Agreed but the question is still how big of an infinity? An infinity of one? An infinity of five or eight or none?

Generally agreed, doublethink is actually very easy and natural and is actually also probably the default state for human beings. In my experience, doublethink isn't so complicated as others seem to think, believing in two sides of one scale, but rather understanding a sort of multidimensional scale. Just as the teacher in Donnie Darko was made fun of for the idea of everything falling onto a love/fear scale, there's probably a good chance that scale is actually right and not wrong at all, but is only one axis of a plethora of emotional dimensions. This is part of why it is better to be MoreRight than LessWrong, though both are pretty neat. :)

I thought it would be a great name if it was about seeking truth through spirituality as reversed to seeking truth through rationality. Or as opposed to anything specifically about politics in this case I guess.

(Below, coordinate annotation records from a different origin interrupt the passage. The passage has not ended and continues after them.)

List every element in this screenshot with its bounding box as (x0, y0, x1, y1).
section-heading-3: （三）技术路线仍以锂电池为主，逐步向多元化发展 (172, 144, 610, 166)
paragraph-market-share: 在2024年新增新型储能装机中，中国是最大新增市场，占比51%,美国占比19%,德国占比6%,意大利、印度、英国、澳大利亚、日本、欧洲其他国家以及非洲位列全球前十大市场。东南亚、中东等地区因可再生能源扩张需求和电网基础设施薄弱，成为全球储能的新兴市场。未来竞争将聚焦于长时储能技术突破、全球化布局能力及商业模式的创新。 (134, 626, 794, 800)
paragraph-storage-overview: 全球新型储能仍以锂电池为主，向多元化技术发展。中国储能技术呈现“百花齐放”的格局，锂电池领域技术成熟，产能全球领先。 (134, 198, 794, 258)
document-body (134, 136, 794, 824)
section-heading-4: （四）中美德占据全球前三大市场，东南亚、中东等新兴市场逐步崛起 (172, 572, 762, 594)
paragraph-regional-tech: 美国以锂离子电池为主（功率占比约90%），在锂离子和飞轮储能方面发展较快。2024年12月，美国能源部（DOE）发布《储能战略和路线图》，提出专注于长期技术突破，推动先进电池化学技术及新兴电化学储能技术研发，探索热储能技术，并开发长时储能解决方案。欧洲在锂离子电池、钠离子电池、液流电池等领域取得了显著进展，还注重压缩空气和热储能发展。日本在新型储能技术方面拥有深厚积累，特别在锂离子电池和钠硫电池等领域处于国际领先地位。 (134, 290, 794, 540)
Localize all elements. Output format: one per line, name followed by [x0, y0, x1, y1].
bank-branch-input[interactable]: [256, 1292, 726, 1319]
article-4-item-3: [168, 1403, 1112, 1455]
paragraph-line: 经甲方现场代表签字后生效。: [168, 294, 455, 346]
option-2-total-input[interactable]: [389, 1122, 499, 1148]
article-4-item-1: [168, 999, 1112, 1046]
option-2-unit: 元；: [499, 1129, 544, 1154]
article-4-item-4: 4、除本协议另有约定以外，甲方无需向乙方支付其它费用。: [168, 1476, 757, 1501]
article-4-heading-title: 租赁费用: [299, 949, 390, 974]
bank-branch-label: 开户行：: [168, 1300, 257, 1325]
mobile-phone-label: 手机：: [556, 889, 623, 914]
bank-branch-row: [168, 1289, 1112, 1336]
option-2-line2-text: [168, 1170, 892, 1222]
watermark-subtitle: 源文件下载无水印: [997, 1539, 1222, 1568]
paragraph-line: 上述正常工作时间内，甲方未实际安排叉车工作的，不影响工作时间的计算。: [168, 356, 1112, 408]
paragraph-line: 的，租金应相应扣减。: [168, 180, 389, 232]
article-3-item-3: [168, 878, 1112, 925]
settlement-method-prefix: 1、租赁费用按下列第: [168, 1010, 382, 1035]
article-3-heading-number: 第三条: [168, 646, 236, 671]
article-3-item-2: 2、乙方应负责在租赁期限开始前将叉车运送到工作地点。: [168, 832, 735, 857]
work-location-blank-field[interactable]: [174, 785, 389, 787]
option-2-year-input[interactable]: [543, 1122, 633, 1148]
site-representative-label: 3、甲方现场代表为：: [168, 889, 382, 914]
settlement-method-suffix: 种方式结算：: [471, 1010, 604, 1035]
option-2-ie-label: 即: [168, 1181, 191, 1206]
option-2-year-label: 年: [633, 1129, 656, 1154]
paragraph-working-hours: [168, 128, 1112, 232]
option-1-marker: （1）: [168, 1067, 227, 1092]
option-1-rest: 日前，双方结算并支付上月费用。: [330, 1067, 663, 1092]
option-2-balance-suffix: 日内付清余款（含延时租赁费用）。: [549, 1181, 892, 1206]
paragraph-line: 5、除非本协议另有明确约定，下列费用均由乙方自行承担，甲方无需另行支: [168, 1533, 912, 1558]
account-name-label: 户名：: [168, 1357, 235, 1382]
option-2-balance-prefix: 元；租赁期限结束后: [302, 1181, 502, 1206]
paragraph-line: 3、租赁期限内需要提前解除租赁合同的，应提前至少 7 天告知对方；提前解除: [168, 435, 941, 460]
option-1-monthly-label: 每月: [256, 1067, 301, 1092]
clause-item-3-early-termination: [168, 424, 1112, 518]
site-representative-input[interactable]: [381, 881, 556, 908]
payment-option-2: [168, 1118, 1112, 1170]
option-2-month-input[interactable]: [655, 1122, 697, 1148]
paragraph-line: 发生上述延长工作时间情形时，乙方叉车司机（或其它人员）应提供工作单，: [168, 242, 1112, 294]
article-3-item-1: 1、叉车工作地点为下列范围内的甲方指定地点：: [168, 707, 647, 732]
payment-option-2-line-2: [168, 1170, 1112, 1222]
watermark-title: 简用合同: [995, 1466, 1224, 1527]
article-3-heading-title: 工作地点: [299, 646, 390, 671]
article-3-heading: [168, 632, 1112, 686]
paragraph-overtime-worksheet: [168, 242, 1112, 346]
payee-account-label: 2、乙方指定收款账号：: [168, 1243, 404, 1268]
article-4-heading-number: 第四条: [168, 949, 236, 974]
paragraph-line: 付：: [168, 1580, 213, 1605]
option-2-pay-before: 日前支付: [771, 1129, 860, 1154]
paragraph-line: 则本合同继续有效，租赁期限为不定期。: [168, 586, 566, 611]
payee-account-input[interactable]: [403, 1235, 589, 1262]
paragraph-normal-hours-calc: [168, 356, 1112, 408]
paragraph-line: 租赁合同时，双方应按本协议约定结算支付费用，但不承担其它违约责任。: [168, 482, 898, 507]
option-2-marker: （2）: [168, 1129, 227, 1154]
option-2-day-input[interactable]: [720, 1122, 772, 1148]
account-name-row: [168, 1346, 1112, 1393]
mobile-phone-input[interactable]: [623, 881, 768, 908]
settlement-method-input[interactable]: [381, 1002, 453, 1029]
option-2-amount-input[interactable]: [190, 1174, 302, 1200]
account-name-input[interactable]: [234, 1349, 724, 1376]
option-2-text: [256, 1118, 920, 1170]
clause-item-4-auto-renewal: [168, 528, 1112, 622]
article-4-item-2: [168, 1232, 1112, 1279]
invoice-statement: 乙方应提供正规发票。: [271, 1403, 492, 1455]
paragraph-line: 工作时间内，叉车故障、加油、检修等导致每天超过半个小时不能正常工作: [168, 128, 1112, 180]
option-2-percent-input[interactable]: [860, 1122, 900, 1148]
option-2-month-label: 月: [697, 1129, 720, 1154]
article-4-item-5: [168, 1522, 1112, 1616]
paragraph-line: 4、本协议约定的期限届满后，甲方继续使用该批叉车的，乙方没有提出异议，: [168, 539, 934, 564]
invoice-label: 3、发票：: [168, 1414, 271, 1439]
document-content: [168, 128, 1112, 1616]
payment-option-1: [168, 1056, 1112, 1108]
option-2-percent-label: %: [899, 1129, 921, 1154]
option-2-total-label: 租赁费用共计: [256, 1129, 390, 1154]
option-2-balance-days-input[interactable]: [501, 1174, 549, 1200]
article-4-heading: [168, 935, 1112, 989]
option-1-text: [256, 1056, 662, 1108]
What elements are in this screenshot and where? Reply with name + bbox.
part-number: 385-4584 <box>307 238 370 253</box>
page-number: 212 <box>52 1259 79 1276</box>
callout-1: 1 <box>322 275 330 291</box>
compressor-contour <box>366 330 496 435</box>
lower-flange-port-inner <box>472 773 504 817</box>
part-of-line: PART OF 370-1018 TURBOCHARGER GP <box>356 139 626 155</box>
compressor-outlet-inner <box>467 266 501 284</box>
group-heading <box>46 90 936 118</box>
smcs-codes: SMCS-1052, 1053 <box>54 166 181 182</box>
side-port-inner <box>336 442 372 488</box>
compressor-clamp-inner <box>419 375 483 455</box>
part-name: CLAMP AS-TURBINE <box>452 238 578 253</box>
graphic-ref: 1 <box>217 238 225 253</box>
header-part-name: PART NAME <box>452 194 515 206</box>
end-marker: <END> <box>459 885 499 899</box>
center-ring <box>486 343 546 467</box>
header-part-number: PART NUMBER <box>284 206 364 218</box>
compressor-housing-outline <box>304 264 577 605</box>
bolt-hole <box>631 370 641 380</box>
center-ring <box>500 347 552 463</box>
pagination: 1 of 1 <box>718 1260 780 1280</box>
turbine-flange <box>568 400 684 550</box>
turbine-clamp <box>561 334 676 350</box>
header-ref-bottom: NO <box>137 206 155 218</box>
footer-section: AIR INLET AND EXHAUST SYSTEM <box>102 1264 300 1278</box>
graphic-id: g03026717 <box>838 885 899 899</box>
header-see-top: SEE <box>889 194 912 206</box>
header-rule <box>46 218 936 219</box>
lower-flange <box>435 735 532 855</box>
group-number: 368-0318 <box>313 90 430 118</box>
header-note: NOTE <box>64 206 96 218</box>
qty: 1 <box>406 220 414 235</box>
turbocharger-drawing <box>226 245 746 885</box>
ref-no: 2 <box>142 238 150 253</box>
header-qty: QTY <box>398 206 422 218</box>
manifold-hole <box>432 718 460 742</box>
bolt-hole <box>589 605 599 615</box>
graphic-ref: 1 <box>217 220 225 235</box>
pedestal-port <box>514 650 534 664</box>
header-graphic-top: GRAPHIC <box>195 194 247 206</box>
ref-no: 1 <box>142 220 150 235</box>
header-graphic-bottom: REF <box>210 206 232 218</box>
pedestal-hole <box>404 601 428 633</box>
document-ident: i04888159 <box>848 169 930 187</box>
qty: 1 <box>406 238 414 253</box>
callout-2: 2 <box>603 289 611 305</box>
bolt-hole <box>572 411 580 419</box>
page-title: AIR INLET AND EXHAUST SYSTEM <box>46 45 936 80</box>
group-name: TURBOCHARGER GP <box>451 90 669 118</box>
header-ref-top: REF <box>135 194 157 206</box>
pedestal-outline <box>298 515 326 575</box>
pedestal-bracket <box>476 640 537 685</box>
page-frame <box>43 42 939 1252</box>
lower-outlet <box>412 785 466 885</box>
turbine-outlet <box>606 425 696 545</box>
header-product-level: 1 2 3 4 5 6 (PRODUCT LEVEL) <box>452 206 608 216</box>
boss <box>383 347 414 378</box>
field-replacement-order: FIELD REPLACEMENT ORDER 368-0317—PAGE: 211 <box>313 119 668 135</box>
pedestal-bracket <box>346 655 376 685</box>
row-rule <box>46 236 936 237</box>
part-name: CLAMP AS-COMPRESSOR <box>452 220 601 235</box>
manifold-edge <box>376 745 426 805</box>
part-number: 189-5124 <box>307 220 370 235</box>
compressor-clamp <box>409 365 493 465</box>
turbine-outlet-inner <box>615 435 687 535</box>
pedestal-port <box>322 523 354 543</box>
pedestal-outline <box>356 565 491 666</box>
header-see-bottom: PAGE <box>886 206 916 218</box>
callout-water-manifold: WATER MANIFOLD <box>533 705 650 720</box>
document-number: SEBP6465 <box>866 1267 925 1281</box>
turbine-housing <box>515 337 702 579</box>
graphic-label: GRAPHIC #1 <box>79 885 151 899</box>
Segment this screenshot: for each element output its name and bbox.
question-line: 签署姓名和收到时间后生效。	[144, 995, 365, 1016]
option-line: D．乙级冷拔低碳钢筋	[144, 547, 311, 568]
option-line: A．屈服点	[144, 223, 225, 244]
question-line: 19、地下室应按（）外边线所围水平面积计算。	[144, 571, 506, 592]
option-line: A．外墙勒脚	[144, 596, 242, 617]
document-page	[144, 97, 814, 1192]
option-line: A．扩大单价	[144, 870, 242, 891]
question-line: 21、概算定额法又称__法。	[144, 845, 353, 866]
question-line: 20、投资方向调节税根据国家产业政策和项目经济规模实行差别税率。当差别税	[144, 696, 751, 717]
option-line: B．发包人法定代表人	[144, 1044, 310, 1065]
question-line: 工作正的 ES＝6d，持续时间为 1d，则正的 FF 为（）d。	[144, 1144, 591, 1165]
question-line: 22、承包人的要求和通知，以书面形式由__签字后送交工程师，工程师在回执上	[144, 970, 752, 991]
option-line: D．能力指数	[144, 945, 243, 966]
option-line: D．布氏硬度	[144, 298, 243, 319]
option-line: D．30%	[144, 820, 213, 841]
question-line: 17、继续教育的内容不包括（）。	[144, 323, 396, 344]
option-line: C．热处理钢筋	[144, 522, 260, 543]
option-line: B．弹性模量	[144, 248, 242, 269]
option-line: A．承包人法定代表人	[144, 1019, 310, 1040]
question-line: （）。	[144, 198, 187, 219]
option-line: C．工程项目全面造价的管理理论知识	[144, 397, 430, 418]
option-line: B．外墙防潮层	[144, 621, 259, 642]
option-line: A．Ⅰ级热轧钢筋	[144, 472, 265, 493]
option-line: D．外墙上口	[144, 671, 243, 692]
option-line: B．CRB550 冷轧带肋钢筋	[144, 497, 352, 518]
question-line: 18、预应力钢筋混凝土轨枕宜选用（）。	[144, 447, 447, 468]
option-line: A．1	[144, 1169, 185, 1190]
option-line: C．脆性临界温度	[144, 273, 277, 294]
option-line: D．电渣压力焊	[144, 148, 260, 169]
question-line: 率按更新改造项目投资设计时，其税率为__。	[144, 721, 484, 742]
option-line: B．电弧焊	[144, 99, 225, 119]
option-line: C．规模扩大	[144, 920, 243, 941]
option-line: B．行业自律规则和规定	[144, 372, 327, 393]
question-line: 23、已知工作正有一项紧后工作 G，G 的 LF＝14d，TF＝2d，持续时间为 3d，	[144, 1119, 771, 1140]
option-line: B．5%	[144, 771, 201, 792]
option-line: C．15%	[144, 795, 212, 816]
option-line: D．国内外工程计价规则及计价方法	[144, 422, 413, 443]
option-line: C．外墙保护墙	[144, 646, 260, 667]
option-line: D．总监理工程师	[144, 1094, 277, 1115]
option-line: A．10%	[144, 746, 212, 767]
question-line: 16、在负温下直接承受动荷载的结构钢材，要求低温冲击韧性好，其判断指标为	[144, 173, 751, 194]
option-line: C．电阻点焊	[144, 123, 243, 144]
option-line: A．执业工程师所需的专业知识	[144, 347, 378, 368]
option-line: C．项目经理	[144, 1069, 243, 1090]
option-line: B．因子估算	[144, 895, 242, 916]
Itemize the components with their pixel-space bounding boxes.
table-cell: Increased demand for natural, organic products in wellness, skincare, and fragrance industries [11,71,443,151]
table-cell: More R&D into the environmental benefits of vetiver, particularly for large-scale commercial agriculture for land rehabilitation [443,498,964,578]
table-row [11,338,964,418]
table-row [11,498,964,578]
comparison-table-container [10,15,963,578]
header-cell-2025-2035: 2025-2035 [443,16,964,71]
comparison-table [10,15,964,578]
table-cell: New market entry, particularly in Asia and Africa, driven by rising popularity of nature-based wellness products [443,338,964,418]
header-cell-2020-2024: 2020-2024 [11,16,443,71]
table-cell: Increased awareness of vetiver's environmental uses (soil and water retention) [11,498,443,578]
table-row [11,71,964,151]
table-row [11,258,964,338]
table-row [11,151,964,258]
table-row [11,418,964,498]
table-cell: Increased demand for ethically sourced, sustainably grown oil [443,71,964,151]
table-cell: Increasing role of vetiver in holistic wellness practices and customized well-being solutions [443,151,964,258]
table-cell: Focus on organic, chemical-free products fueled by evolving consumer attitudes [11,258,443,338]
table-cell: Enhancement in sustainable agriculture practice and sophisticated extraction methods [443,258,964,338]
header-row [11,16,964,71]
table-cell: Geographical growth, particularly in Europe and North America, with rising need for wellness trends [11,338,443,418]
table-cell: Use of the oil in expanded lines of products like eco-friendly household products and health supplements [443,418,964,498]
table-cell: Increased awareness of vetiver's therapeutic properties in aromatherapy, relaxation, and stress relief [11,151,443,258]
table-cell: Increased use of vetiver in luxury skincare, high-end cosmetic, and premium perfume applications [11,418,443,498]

I had basically the same origin, just born/raised rationalist I guess and mostly agnostically christian enough to have done sunday schools and nightly prayers. Things like magic and such never really made sense, as much as I liked to imagine them, and used to hallucinate a different world frequently in which I had such abilities. Obviously I was just crazy but rational enough to at least accept that others didn't see the things I did and thus it just made more sense that they weren't real, that imagination and reasoning were clearly two different things (not mutually exclusive, you can combine them as this place seems fond of trying to do in some way or another). If anything I've felt too restricted by leaning to far toward rationality for most of my life and feel as if I'm only just beginning to understand that Maybe All Myths Are Actually True Somewhere. Regardless, that's more philosophy than science and until we find such a somewhere or such a true myth (which we frequently do in smaller scale concepts) doesn't seem too worth worrying about, but that's my natural rationalist bias that I'm struggling to "overcome."